Sori contributed to the soundtrack of the reality web series YouTuLover with the single "Deja Vu" on May 20, 2021. She appeared in the final episode of TVN's fantasy and historical drama Bulgasal: Immortal Souls on February 6, 2022, during which she portrayed Min Sang-woon. Sori subsequently received a World Creator Award for her work as an influencer during its ceremony on February 23, 2022. She returned to Channel J as a cast member of its variety television show I Live in Korea, which premiered on April 30, 2022. Sori held a series of concerts at the Shinjuku Idol Stage in Kabukichō, Shinjuku from July 16, 2022, until July 24, 2022.

== Filmography ==

=== Television ===

| Year | Title | Role | Notes |
| 2014 | Hi!

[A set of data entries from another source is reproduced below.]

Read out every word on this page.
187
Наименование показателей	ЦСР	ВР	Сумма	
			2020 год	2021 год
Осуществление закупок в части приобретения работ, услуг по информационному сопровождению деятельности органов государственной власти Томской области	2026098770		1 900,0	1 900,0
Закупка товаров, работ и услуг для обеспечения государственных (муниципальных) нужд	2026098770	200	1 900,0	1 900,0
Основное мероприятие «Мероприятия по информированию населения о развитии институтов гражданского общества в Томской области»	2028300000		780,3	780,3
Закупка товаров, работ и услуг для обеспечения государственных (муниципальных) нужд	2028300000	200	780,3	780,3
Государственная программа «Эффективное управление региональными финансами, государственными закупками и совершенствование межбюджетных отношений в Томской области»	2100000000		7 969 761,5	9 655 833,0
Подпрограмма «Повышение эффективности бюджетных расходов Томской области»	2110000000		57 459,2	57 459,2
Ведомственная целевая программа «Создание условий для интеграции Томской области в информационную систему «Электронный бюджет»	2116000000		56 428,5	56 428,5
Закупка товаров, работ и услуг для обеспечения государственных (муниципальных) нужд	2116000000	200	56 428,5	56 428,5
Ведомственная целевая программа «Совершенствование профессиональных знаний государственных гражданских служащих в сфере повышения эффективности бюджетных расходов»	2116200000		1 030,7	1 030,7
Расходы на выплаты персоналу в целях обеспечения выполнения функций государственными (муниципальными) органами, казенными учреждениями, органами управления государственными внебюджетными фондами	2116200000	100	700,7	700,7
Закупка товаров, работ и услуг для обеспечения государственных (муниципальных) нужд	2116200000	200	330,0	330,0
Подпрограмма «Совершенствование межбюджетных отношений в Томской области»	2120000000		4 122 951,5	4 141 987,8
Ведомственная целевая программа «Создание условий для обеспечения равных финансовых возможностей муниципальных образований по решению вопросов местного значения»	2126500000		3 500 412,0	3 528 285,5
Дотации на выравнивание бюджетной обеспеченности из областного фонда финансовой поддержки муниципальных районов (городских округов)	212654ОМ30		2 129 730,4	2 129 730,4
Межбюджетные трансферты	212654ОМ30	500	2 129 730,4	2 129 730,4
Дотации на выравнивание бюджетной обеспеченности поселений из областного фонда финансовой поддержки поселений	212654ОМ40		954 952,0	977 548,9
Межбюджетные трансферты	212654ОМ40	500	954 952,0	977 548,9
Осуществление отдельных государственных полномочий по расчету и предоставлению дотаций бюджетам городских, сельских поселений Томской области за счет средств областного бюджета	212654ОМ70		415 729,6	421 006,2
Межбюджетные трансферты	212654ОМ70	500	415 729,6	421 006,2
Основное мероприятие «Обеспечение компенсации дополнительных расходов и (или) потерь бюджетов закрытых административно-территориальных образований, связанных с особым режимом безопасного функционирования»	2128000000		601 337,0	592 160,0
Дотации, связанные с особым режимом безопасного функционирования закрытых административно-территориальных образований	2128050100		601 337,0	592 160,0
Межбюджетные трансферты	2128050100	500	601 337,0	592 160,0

School: Love On | High school student | Television debut |
| 2017 | The Idolmaster KR | Sori | Main role (24 episodes) |
| 2017–2018 | Mix Nine | Contestant | Mol Entertainment representative; 7th place |
| 2019 | Travel in Japan That Even Japanese Don't Know | Herself | Main cast member (season 4–5) |
| Somebody | Main cast member (season 2) |
| 2020 | Rugal | Jazz club singer | Cameo role (Air date: April 5, 2020) |
| 2022 | Bulgasal: Immortal Souls | Min Sang-woon | Cameo role (Air date: February 6, 2022) |
| I Live in Korea | Herself | Main cast member (13 episodes) |

=== Web ===

| Year | Title | Role | Notes |
|---|---|---|---|
| 2019 | Sori Action | Host | Fact in Star segment; 17 episodes |
| 2020 | Almost Famous | Lee So-ri | Lead role (16 episodes) |
| 2026 | Made in Korea | Hansol | Tamil language film by Netflix |

=== Music videos ===

| Year | Title | Other performer(s) credited | Director(s) | Ref. |
|---|---|---|---|---|
| 2018 | "Touch" | Basick | Hong Won-gi (Zanybros) |  |
| 2018 | "I'm Ready" | Jaehyun | Kyotaro Hayashi |  |
| 2019 | "I Am Not Alone" | Folded Dragons | Park Sang-won (Zanybros) |  |
| 2020 | "Initial S" | None | Sohn Il-hyung |  |
| 2023 | "always" | Ra.D | Ra.D |  |

== Discography ==

=== Singles ===

Title: Year; Peak chart position; Album
KOR: JPN
"To Myself" (잘했다 말해주고 싶어): 2017; —; *; Mix Nine Part 2
"Touch" (featuring Basick): 2018; 49; —; Non-album singles
"I'm Ready" (featuring Jaehyun): —; 126
"I Am Not Alone" (with Folded Dragons): 2019; —; *
"Melting Love" (사르르): 2020; —; Almost Famous (Original Television Soundtrack), Pt. 2
"Initial S" (이니셜S): —; Non-album single
"Deja Vu": 2021; —; YouTuLover OST, Part 2
"Always" (with Ra.D): 2023; —; Non-album single
"—" denotes releases that did not chart.